Q: What is the ambition?
A: “We are currently eleven international companies. We aim to grow to 50 companies globally in the next five years and develop and support at least ten showcases of actual sustainability improvements.”
We are entering a new age of ocean freight. While there is certainly a challenge associated with incorporating the challenges, BICEPS advocates that not only will the change benefit the environment, but the industry itself. Carriers can use the BICEPS network and standards as a resource to evaluate their own performance against peers, while shippers can use it to find carriers that are best-in class on sustainable operations, in addition to compliance with forthcoming regulations.
With the Hanjin Shipping incident in the past and the deadline for the reduction of fuel emissions eighteen months away, companies are rising to the challenge of finding ways to meet the new standard. The end result will be a more futuristic, efficient, transparent industry in which all members throughout the supply chain will reap the benefits.

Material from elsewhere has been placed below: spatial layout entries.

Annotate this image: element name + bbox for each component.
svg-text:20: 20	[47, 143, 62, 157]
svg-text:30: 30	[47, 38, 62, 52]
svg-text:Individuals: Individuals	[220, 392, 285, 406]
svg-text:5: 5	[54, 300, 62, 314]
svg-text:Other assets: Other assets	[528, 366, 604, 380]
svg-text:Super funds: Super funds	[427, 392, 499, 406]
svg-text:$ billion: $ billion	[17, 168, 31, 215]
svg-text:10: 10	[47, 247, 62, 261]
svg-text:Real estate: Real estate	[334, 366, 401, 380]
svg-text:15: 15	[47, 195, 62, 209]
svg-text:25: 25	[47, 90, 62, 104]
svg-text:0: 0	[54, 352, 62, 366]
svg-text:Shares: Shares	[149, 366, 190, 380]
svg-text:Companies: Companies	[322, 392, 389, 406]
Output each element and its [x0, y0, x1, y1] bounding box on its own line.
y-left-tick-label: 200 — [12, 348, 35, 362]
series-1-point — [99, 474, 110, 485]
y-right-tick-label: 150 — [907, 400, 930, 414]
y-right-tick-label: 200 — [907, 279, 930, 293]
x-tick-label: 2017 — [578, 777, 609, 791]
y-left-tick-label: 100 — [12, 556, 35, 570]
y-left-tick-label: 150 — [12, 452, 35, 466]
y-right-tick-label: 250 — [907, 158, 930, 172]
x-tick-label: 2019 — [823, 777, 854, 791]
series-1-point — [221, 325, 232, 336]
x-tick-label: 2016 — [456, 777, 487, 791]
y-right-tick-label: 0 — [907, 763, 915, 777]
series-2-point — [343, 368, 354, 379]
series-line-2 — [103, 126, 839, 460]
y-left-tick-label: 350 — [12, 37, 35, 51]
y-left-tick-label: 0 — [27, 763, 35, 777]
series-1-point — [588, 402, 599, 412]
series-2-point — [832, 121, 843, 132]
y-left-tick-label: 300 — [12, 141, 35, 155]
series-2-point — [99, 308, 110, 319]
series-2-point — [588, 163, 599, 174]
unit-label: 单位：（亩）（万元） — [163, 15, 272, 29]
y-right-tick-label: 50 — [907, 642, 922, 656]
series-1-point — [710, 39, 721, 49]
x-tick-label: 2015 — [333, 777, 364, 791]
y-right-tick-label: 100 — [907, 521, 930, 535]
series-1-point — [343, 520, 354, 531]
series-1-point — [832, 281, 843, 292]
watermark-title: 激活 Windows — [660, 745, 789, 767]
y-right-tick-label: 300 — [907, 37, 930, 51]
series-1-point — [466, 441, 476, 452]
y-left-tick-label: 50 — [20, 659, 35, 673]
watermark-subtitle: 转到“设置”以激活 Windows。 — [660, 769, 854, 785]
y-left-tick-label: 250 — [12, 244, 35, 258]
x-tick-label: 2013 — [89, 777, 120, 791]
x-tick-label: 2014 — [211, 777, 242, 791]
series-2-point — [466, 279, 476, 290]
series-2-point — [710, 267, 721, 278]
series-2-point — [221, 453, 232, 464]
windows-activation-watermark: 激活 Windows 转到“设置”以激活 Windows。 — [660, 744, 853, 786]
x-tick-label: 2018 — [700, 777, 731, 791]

Walter Vermeer sums up the situation perfectly:
“By making the connection between the supply of and demand for cleaner technologies,or cleaner fuels we can support a faster adoption of technologies that work."
This industry is experiencing immense change with many stewards rising to improve all angles of this traditional market. Like our journey at Xeneta, transparency and connecting players in the industry is the key for the BICEPS network.
We wish the best of luck to the BICEPS network and proud to support the journey.